Saturday, November 21, 2009

A tiny pet sitting client: how do you care for a baby box turtle or a hermit crab?

Box turtle

I must say I’ve had some interesting clients. This week I cared for a newborn box turtle. Gregory, as the neighbor kids have named him, is about the size of a quarter. His owners found him wandering around in their outdoor box turtle enclosure, obviously very recently hatched. They brought him indoors so a bird or other predator won’t eat him.

Gregory gets one little tiny waxworm every day, set on a rosebush leaf. The worm is barely ¼ inch long. Each day when I arrived, I put a little water in a bowl and set Gregory in to soak and drink. I was careful not to make it too deep, because box turtles cannot swim. Just enough to get him wet.

He is currently living in a dishpan with some dirt in the bottom that his owners keep moist for him. He also has a few little hiding spaces, and a little Flintstones house/cave that is heated from the top for when he wants to get warm. Reptiles cannot regulate their body temperature, so they rely on the warmth around them. If they get too cold in the winter, they will hibernate. Gregory has plenty of room to move around so he can get away from the heat when he needs to.

Hermit Crab

Recently departed form this earth, Eugene the Hermit Crab was another of my tiny clients. I regret that his family never took a photo of him, or I would immortalize him here. Eugene also shared his home with April the daughter, and Maggie and Summer, their dogs. The dogs were the primary reason for my pet sitting visits, but Eugene needed care too.

Eventuallly, Maggie and Summer started coming to my house when their owners traveled, so Eugene came along too. He had a place of honor in his little plastic terrarium with sand and plastic palm trees, and a few shells for him to move into as he grew bigger.

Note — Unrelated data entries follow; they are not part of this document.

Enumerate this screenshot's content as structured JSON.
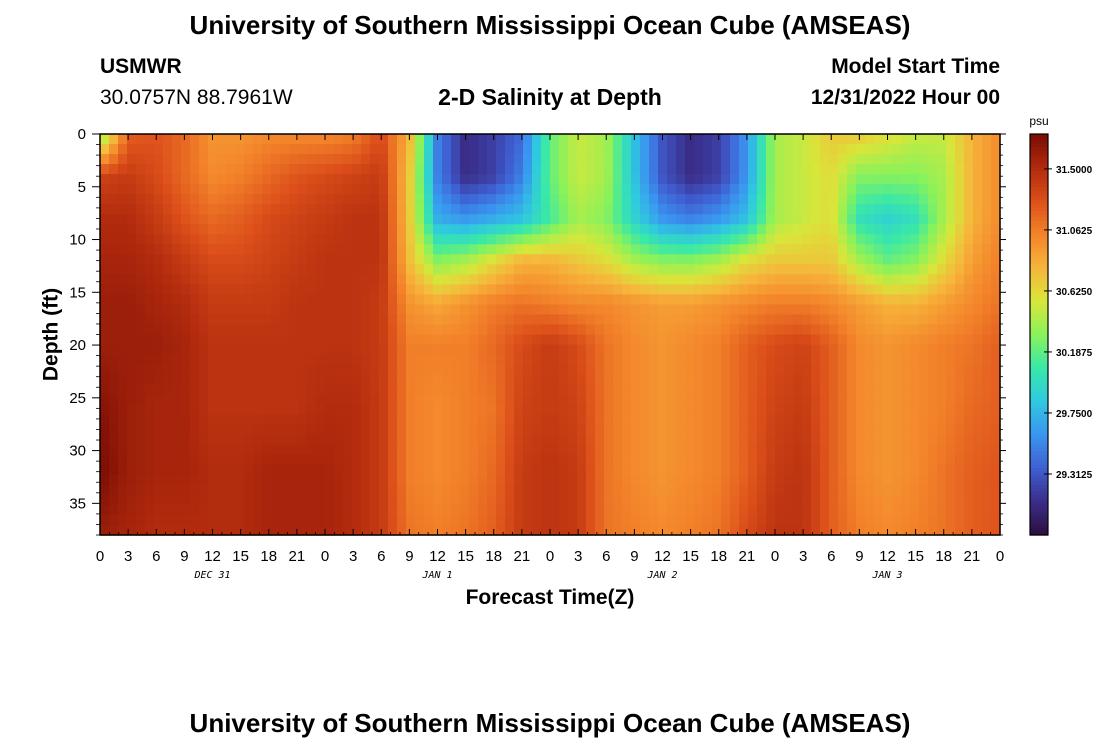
{
  "header": {
    "title": "University of Southern Mississippi Ocean Cube (AMSEAS)",
    "station_name": "USMWR",
    "station_coords": "30.0757N  88.7961W",
    "subtitle": "2-D Salinity at Depth",
    "model_start_label": "Model Start Time",
    "model_start_value": "12/31/2022 Hour 00"
  },
  "footer": {
    "title": "University of Southern Mississippi Ocean Cube (AMSEAS)"
  },
  "chart_data": {
    "type": "heatmap",
    "variable": "Salinity",
    "xlabel": "Forecast Time(Z)",
    "ylabel": "Depth (ft)",
    "x_hours_range": [
      0,
      96
    ],
    "x_tick_step_hours": 3,
    "x_tick_labels": [
      "0",
      "3",
      "6",
      "9",
      "12",
      "15",
      "18",
      "21",
      "0",
      "3",
      "6",
      "9",
      "12",
      "15",
      "18",
      "21",
      "0",
      "3",
      "6",
      "9",
      "12",
      "15",
      "18",
      "21",
      "0",
      "3",
      "6",
      "9",
      "12",
      "15",
      "18",
      "21",
      "0"
    ],
    "date_labels": [
      {
        "hour": 12,
        "label": "DEC 31"
      },
      {
        "hour": 36,
        "label": "JAN 1"
      },
      {
        "hour": 60,
        "label": "JAN 2"
      },
      {
        "hour": 84,
        "label": "JAN 3"
      }
    ],
    "y_range_ft": [
      0,
      38
    ],
    "y_ticks": [
      0,
      5,
      10,
      15,
      20,
      25,
      30,
      35
    ],
    "y_tick_labels": [
      "0",
      "5",
      "10",
      "15",
      "20",
      "25",
      "30",
      "35"
    ],
    "colorbar": {
      "unit": "psu",
      "range": [
        28.875,
        31.75
      ],
      "tick_values": [
        31.5,
        31.0625,
        30.625,
        30.1875,
        29.75,
        29.3125
      ],
      "tick_labels": [
        "31.5000",
        "31.0625",
        "30.6250",
        "30.1875",
        "29.7500",
        "29.3125"
      ],
      "colormap": [
        "#2d0f3f",
        "#3a2e8a",
        "#3f5fd2",
        "#3a95f0",
        "#2fc9df",
        "#39e8a8",
        "#8af25a",
        "#d8e63a",
        "#f7b53b",
        "#f3832a",
        "#dc4f1a",
        "#b02a0d",
        "#7a0c05"
      ]
    },
    "grid": {
      "hours": [
        0,
        3,
        6,
        9,
        12,
        15,
        18,
        21,
        24,
        27,
        30,
        33,
        36,
        39,
        42,
        45,
        48,
        51,
        54,
        57,
        60,
        63,
        66,
        69,
        72,
        75,
        78,
        81,
        84,
        87,
        90,
        93,
        96
      ],
      "depths_ft": [
        0,
        4,
        8,
        12,
        16,
        20,
        26,
        32,
        38
      ],
      "values_psu": [
        [
          30.25,
          31.2,
          31.25,
          31.15,
          30.95,
          30.95,
          31.0,
          31.0,
          31.0,
          31.05,
          31.3,
          30.8,
          29.5,
          29.1,
          29.2,
          29.4,
          30.2,
          30.5,
          30.4,
          29.8,
          29.3,
          29.1,
          29.2,
          29.6,
          30.4,
          30.5,
          30.7,
          30.7,
          30.6,
          30.5,
          30.5,
          30.8,
          31.0
        ],
        [
          31.35,
          31.4,
          31.3,
          31.15,
          31.0,
          31.05,
          31.15,
          31.25,
          31.3,
          31.35,
          31.4,
          30.7,
          29.5,
          29.1,
          29.2,
          29.5,
          30.2,
          30.5,
          30.4,
          29.8,
          29.3,
          29.1,
          29.2,
          29.6,
          30.4,
          30.5,
          30.6,
          30.3,
          30.3,
          30.3,
          30.4,
          30.8,
          31.0
        ],
        [
          31.5,
          31.5,
          31.4,
          31.25,
          31.15,
          31.2,
          31.3,
          31.35,
          31.4,
          31.45,
          31.45,
          30.7,
          29.7,
          29.6,
          29.7,
          29.8,
          30.1,
          30.4,
          30.3,
          29.9,
          29.6,
          29.5,
          29.6,
          29.8,
          30.4,
          30.5,
          30.6,
          30.0,
          29.9,
          30.0,
          30.4,
          30.8,
          31.0
        ],
        [
          31.55,
          31.55,
          31.5,
          31.4,
          31.3,
          31.3,
          31.35,
          31.4,
          31.45,
          31.45,
          31.45,
          30.75,
          30.3,
          30.4,
          30.6,
          30.8,
          30.8,
          30.7,
          30.6,
          30.4,
          30.3,
          30.3,
          30.4,
          30.6,
          30.7,
          30.7,
          30.7,
          30.4,
          30.2,
          30.3,
          30.6,
          30.9,
          31.05
        ],
        [
          31.6,
          31.6,
          31.55,
          31.5,
          31.4,
          31.4,
          31.4,
          31.45,
          31.45,
          31.45,
          31.4,
          30.95,
          30.85,
          30.95,
          31.05,
          31.1,
          31.05,
          31.0,
          31.0,
          30.95,
          30.9,
          30.9,
          30.95,
          31.0,
          31.05,
          31.05,
          31.0,
          30.9,
          30.8,
          30.8,
          30.9,
          31.0,
          31.1
        ],
        [
          31.6,
          31.6,
          31.6,
          31.55,
          31.45,
          31.45,
          31.45,
          31.45,
          31.45,
          31.45,
          31.4,
          31.05,
          31.05,
          31.05,
          31.15,
          31.3,
          31.4,
          31.3,
          31.1,
          31.0,
          30.95,
          31.0,
          31.05,
          31.2,
          31.3,
          31.35,
          31.2,
          31.0,
          30.95,
          31.0,
          31.05,
          31.1,
          31.2
        ],
        [
          31.7,
          31.6,
          31.55,
          31.55,
          31.45,
          31.45,
          31.45,
          31.45,
          31.5,
          31.5,
          31.4,
          31.05,
          31.0,
          31.05,
          31.1,
          31.35,
          31.4,
          31.35,
          31.1,
          31.0,
          30.95,
          31.0,
          31.05,
          31.2,
          31.35,
          31.4,
          31.2,
          31.0,
          30.95,
          31.0,
          31.05,
          31.15,
          31.2
        ],
        [
          31.75,
          31.6,
          31.55,
          31.55,
          31.5,
          31.5,
          31.55,
          31.55,
          31.55,
          31.5,
          31.4,
          31.05,
          31.0,
          31.05,
          31.15,
          31.4,
          31.45,
          31.4,
          31.1,
          31.0,
          30.95,
          31.0,
          31.05,
          31.2,
          31.4,
          31.45,
          31.2,
          31.0,
          30.95,
          31.0,
          31.1,
          31.2,
          31.25
        ],
        [
          31.6,
          31.55,
          31.5,
          31.5,
          31.5,
          31.5,
          31.55,
          31.55,
          31.55,
          31.5,
          31.4,
          31.1,
          31.05,
          31.1,
          31.2,
          31.4,
          31.45,
          31.4,
          31.1,
          31.05,
          31.0,
          31.05,
          31.1,
          31.3,
          31.45,
          31.45,
          31.2,
          31.05,
          31.0,
          31.05,
          31.1,
          31.2,
          31.25
        ]
      ]
    }
  }
}
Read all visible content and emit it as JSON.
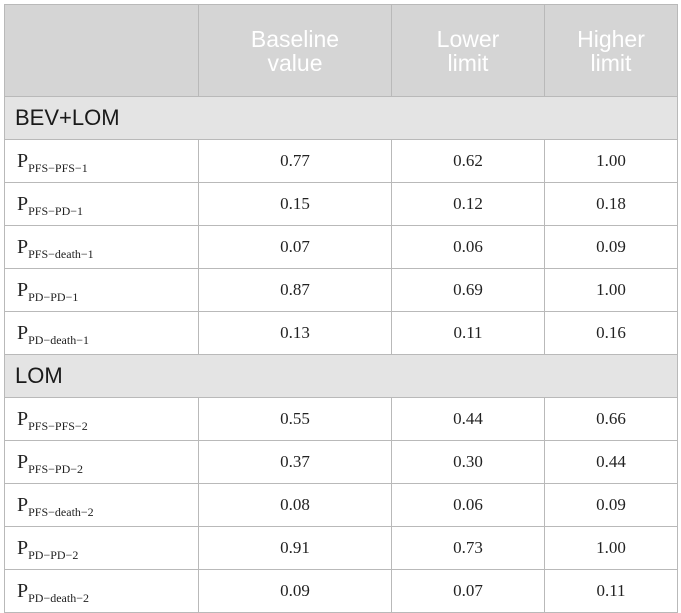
{
  "header": {
    "col0": "",
    "col1": [
      "Baseline",
      "value"
    ],
    "col2": [
      "Lower",
      "limit"
    ],
    "col3": [
      "Higher",
      "limit"
    ]
  },
  "groups": [
    {
      "label": "BEV+LOM",
      "rows": [
        {
          "p": "P",
          "sub": "PFS−PFS−1",
          "baseline": "0.77",
          "lower": "0.62",
          "higher": "1.00"
        },
        {
          "p": "P",
          "sub": "PFS−PD−1",
          "baseline": "0.15",
          "lower": "0.12",
          "higher": "0.18"
        },
        {
          "p": "P",
          "sub": "PFS−death−1",
          "baseline": "0.07",
          "lower": "0.06",
          "higher": "0.09"
        },
        {
          "p": "P",
          "sub": "PD−PD−1",
          "baseline": "0.87",
          "lower": "0.69",
          "higher": "1.00"
        },
        {
          "p": "P",
          "sub": "PD−death−1",
          "baseline": "0.13",
          "lower": "0.11",
          "higher": "0.16"
        }
      ]
    },
    {
      "label": "LOM",
      "rows": [
        {
          "p": "P",
          "sub": "PFS−PFS−2",
          "baseline": "0.55",
          "lower": "0.44",
          "higher": "0.66"
        },
        {
          "p": "P",
          "sub": "PFS−PD−2",
          "baseline": "0.37",
          "lower": "0.30",
          "higher": "0.44"
        },
        {
          "p": "P",
          "sub": "PFS−death−2",
          "baseline": "0.08",
          "lower": "0.06",
          "higher": "0.09"
        },
        {
          "p": "P",
          "sub": "PD−PD−2",
          "baseline": "0.91",
          "lower": "0.73",
          "higher": "1.00"
        },
        {
          "p": "P",
          "sub": "PD−death−2",
          "baseline": "0.09",
          "lower": "0.07",
          "higher": "0.11"
        }
      ]
    }
  ]
}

Hermit crabs need a moist, warm habitat, and fresh water to soak in. They don’t swim either, and will drown if it is too deep. I would give him a couple tidbits of crab food and a tiny bit of lettuce.

One day I came in from an errand, and Eugene’s terrarium was on the floor- sand and palm trees everywhere, and NO EUGENE. I panicked and started frantically looking under the table, wondering if one of the dogs ate him. I got lucky, or at least Eugene did. He had fallen behind the baby gate that was propped against the wall, and was wedged between the wall and the gate. Safe and alive.

I scooped up the sand , shells and other hermit crab furniture, and reassembled his little home. And carefully placed it on the top of the highest bookcase. It had never occurred to me that the dogs would think he smelled like food, but hermits do have a slightly fishy smell.

I had one more moment of terror with Eugene, when he decided it was time to molt. When he came out of his shell and started to shed his skin I about had a heart attack. NOW what had I done to him??? He survived without my interference. Whew.

Eugene lived several more years. The photo here is a hermit crab currently residing at the Petco store in Poway, CA. They have a nice care sheet you can pick up in the store. Here are some other resources for information on hermit crab care.

©2009 Terry Albert. All Rights Reserved.


Liz Palika said...

Baby box turtles are very fragile - amazingly so!

Having raised generations of them from my box turtles!

ladybug15057 said...

For proper hemit crab care please visit the Crab Street Journal and read the care sheets, articles and FAQ's. Petco's care sheets are very basic and hermit crabs do need more. Two sites are out dated and the other site listed as well as the one not actually having correct info. A UTH on the side does not permit for a warm side to the substrate as well as 85*F is too warm.

Terry Albert said...

Please tell me more so I can update my blog. What is a UTH? My vet told me 85 degrees was the optimum.

What info is outdated on the other sites? It is important to me that I give out accurate information, so I appreciate your comments, and hope you will tell us more.

Now I'm off to check out the Crab Street Journal.